Called “This is what I’ve ‘Scene’: Theatrical Depictions of Survivor Stories,” the activity was authored by the National Jewish Theater Foundation, which celebrates creativity and preserves Jewish culture in the performing arts.
Using the activity, students will construct a monologue, and learn how to dramatically enhance their presentation by creating and staging tableaus, which give the monologue added visual interest and help to illuminate the stories.
Arnold Mittelman, the National Jewish Theater Foundation’s producing artistic director, (and NJTF consultant Mira Hirsch, artistic associate and director of education for Theatrical Outfit, Atlanta) worked with USC Shoah Foundation’s Education Department to create the new activity. Mittelman, a director, producer and educator who has created almost 300 diverse plays, musicals and special events, helped found or lead five major nonprofit theaters. In 2007, he was named president and producing artistic director of the National Jewish Theater Foundation, which celebrates and preserves Jewish culture in the performing arts.

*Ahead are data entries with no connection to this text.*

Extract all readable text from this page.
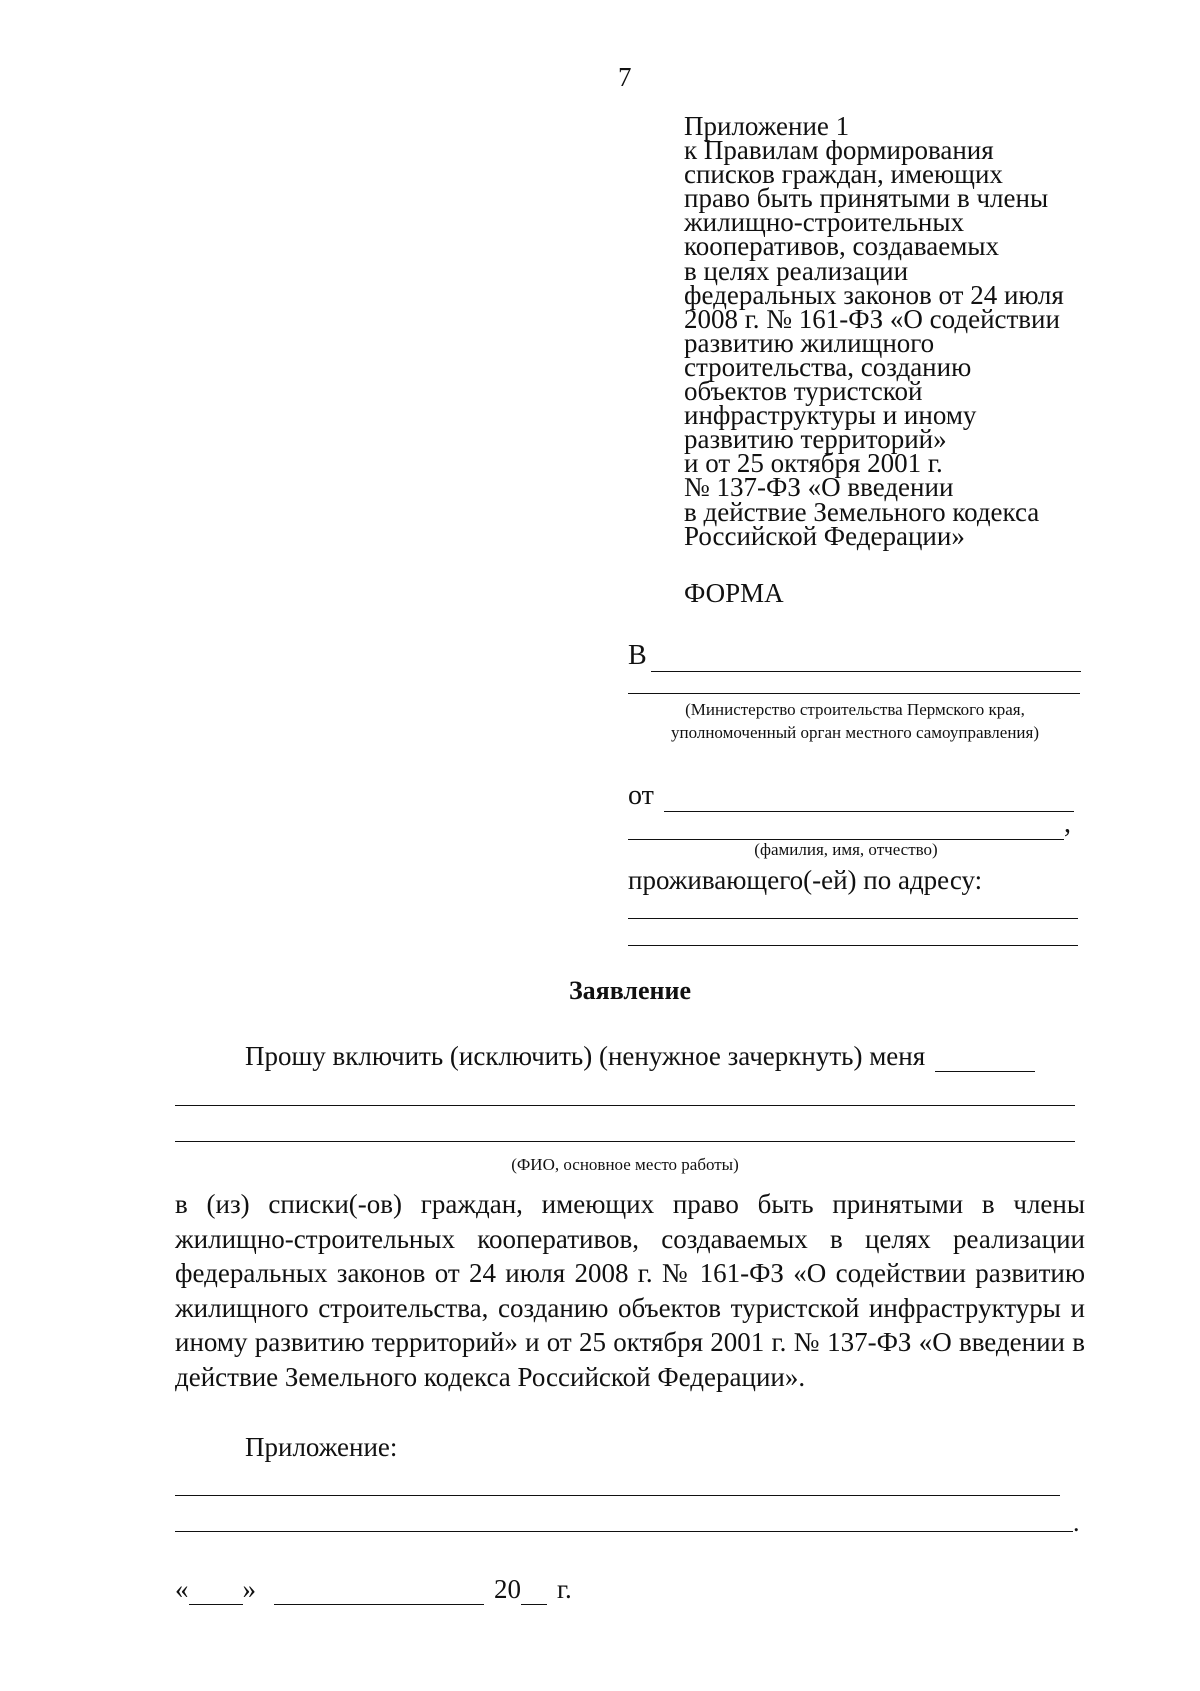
7
Приложение 1
к Правилам формирования
списков граждан, имеющих
право быть принятыми в члены
жилищно-строительных
кооперативов, создаваемых
в целях реализации
федеральных законов от 24 июля
2008 г. № 161-ФЗ «О содействии
развитию жилищного
строительства, созданию
объектов туристской
инфраструктуры и иному
развитию территорий»
и от 25 октября 2001 г.
№ 137-ФЗ «О введении
в действие Земельного кодекса
Российской Федерации»
ФОРМА
В
(Министерство строительства Пермского края,
уполномоченный орган местного самоуправления)
от
,
(фамилия, имя, отчество)
проживающего(-ей) по адресу:
Заявление
Прошу включить (исключить) (ненужное зачеркнуть) меня
(ФИО, основное место работы)

в (из) списки(-ов) граждан, имеющих право быть принятыми в члены жилищно-строительных кооперативов, создаваемых в целях реализации федеральных законов от 24 июля 2008 г. № 161-ФЗ «О содействии развитию жилищного строительства, созданию объектов туристской инфраструктуры и иному развитию территорий» и от 25 октября 2001 г. № 137-ФЗ «О введении в действие Земельного кодекса Российской Федерации».

Приложение:
.
« »	20 г.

“The National Jewish Theater Foundation through its Holocaust Theater International Initiative remembers and teaches the lessons of the Holocaust using theater related research, education and production,” Mittelman said. “Theater in all its manifestations can and must provide a moral compass for future generations. We are proud to provide to IWitness the creative resource ‘This is What I’ve Scene’ and other future activities that have the capability of achieving that goal.”

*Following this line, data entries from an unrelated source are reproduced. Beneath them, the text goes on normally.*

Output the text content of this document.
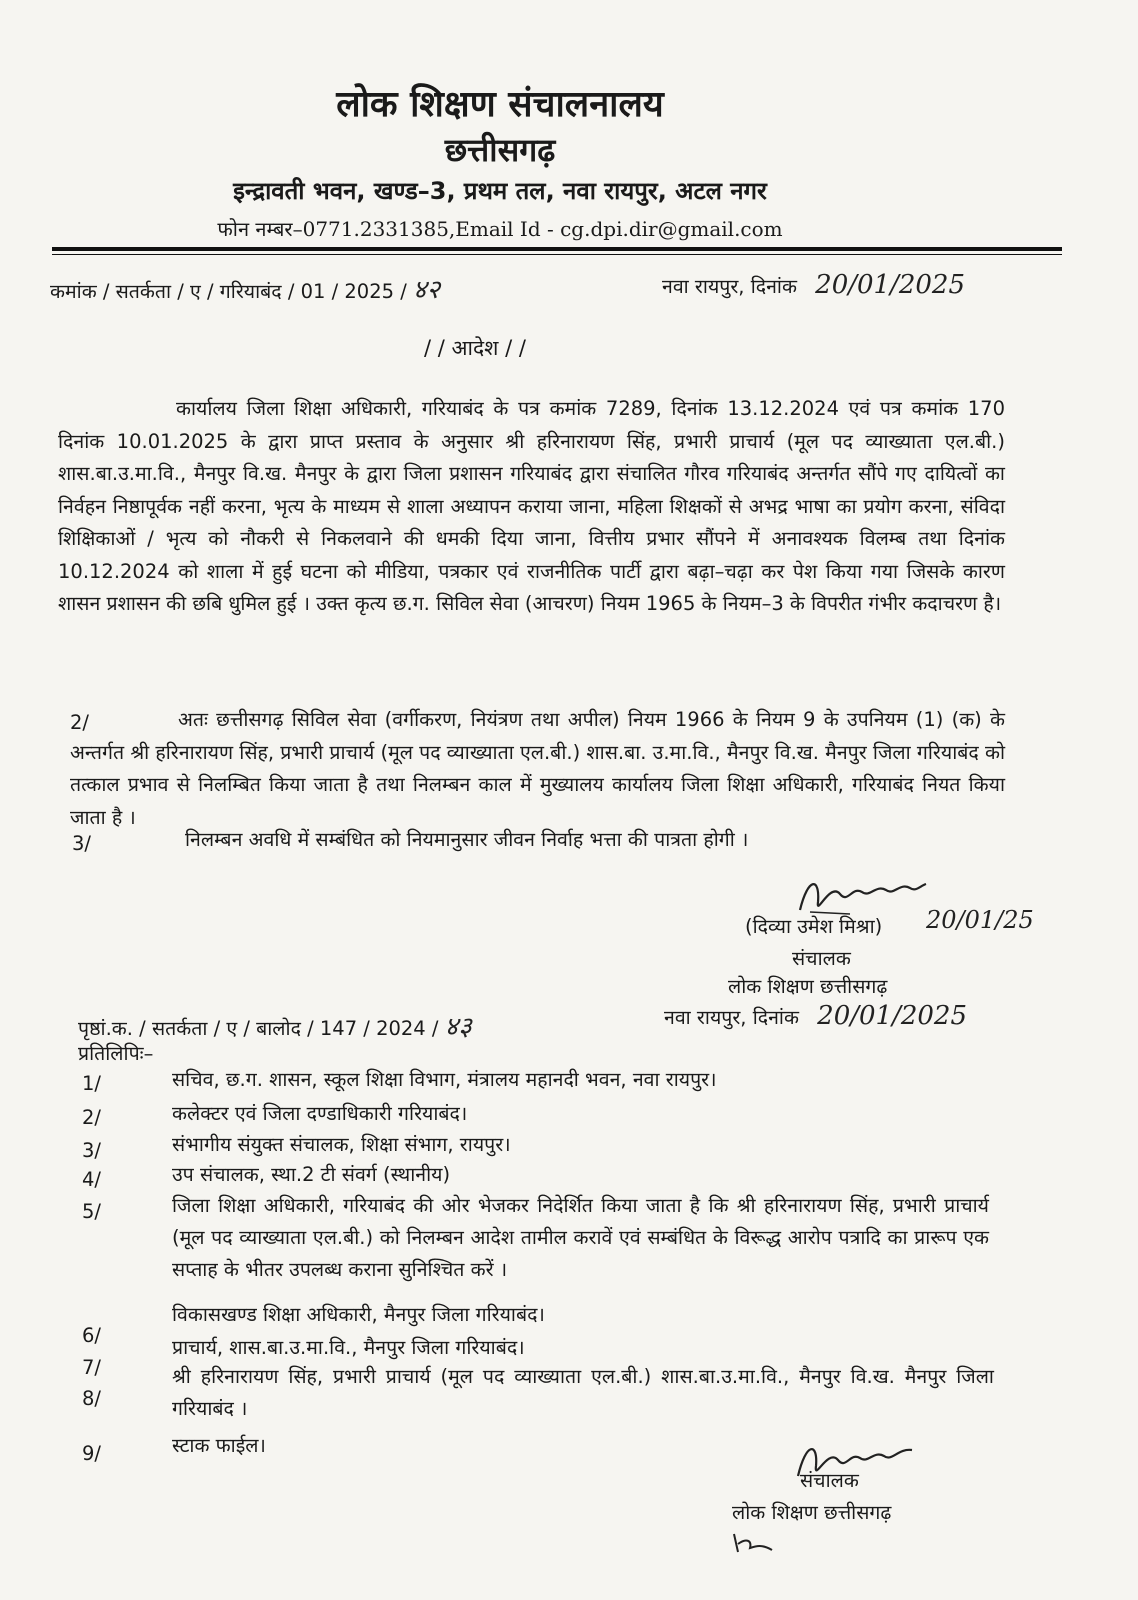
लोक शिक्षण संचालनालय
छत्तीसगढ़
इन्द्रावती भवन, खण्ड–3, प्रथम तल, नवा रायपुर, अटल नगर
फोन नम्बर–0771.2331385,Email Id - cg.dpi.dir@gmail.com
कमांक / सतर्कता / ए / गरियाबंद / 01 / 2025 / ४२	नवा रायपुर, दिनांक 20/01/2025
/ / आदेश / /

कार्यालय जिला शिक्षा अधिकारी, गरियाबंद के पत्र कमांक 7289, दिनांक 13.12.2024 एवं पत्र कमांक 170 दिनांक 10.01.2025 के द्वारा प्राप्त प्रस्ताव के अनुसार श्री हरिनारायण सिंह, प्रभारी प्राचार्य (मूल पद व्याख्याता एल.बी.) शास.बा.उ.मा.वि., मैनपुर वि.ख. मैनपुर के द्वारा जिला प्रशासन गरियाबंद द्वारा संचालित गौरव गरियाबंद अन्तर्गत सौंपे गए दायित्वों का निर्वहन निष्ठापूर्वक नहीं करना, भृत्य के माध्यम से शाला अध्यापन कराया जाना, महिला शिक्षकों से अभद्र भाषा का प्रयोग करना, संविदा शिक्षिकाओं / भृत्य को नौकरी से निकलवाने की धमकी दिया जाना, वित्तीय प्रभार सौंपने में अनावश्यक विलम्ब तथा दिनांक 10.12.2024 को शाला में हुई घटना को मीडिया, पत्रकार एवं राजनीतिक पार्टी द्वारा बढ़ा–चढ़ा कर पेश किया गया जिसके कारण शासन प्रशासन की छबि धुमिल हुई । उक्त कृत्य छ.ग. सिविल सेवा (आचरण) नियम 1965 के नियम–3 के विपरीत गंभीर कदाचरण है।

2/	अतः छत्तीसगढ़ सिविल सेवा (वर्गीकरण, नियंत्रण तथा अपील) नियम 1966 के नियम 9 के उपनियम (1) (क) के अन्तर्गत श्री हरिनारायण सिंह, प्रभारी प्राचार्य (मूल पद व्याख्याता एल.बी.) शास.बा. उ.मा.वि., मैनपुर वि.ख. मैनपुर जिला गरियाबंद को तत्काल प्रभाव से निलम्बित किया जाता है तथा निलम्बन काल में मुख्यालय कार्यालय जिला शिक्षा अधिकारी, गरियाबंद नियत किया जाता है ।

3/	निलम्बन अवधि में सम्बंधित को नियमानुसार जीवन निर्वाह भत्ता की पात्रता होगी ।
(दिव्या उमेश मिश्रा) 20/01/25
संचालक
लोक शिक्षण छत्तीसगढ़
पृष्ठां.क. / सतर्कता / ए / बालोद / 147 / 2024 / ४३	नवा रायपुर, दिनांक 20/01/2025
प्रतिलिपिः–
1/	सचिव, छ.ग. शासन, स्कूल शिक्षा विभाग, मंत्रालय महानदी भवन, नवा रायपुर।
2/	कलेक्टर एवं जिला दण्डाधिकारी गरियाबंद।
3/	संभागीय संयुक्त संचालक, शिक्षा संभाग, रायपुर।
4/	उप संचालक, स्था.2 टी संवर्ग (स्थानीय)
5/	जिला शिक्षा अधिकारी, गरियाबंद की ओर भेजकर निदेर्शित किया जाता है कि श्री हरिनारायण सिंह, प्रभारी प्राचार्य (मूल पद व्याख्याता एल.बी.) को निलम्बन आदेश तामील करावें एवं सम्बंधित के विरूद्ध आरोप पत्रादि का प्रारूप एक सप्ताह के भीतर उपलब्ध कराना सुनिश्चित करें ।
6/
विकासखण्ड शिक्षा अधिकारी, मैनपुर जिला गरियाबंद।
7/
प्राचार्य, शास.बा.उ.मा.वि., मैनपुर जिला गरियाबंद।
8/
श्री हरिनारायण सिंह, प्रभारी प्राचार्य (मूल पद व्याख्याता एल.बी.) शास.बा.उ.मा.वि., मैनपुर वि.ख. मैनपुर जिला गरियाबंद ।
9/	स्टाक फाईल।
संचालक
लोक शिक्षण छत्तीसगढ़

Now used in all 50 states and 60 countries, IWitness was developed by USC Shoah Foundation to connect secondary school students with the audio-visual testimonies of survivors and witnesses of the Holocaust and other genocides in its Visual History Archive to motivate them to do their part to build a better world.
According to research, students’ interest in helping others increased by up to 28 percent after they engaged with IWitness. According to research, students reported up to a 28 percent increase in an interest in helping others after they engaged with IWitness. They also reported a 30 percent improvement in their critical thinking skills. In all, 72 percent of students surveyed said they benefitted from using IWitness.
IWitness, which is a free program, provides teachers with an array of student-centered activities designed to engage multiple literacies, across disciplines from civics, government and history to poetry, art and ethics. Educators can tailor lessons appropriate for their classrooms.
IWitness aligns with Common Core standards and was named as one of the “Top 25 Websites for Teaching and Learning” by the American Association of School Librarians in 2012.
“We’re excited about working with the National Jewish Theater Foundation on this new activity,” said USC Shoah Foundation Executive Director Kori Street. “They bring an expertise in the performing arts that matches perfectly with our work in educating young people about being responsible citizens.”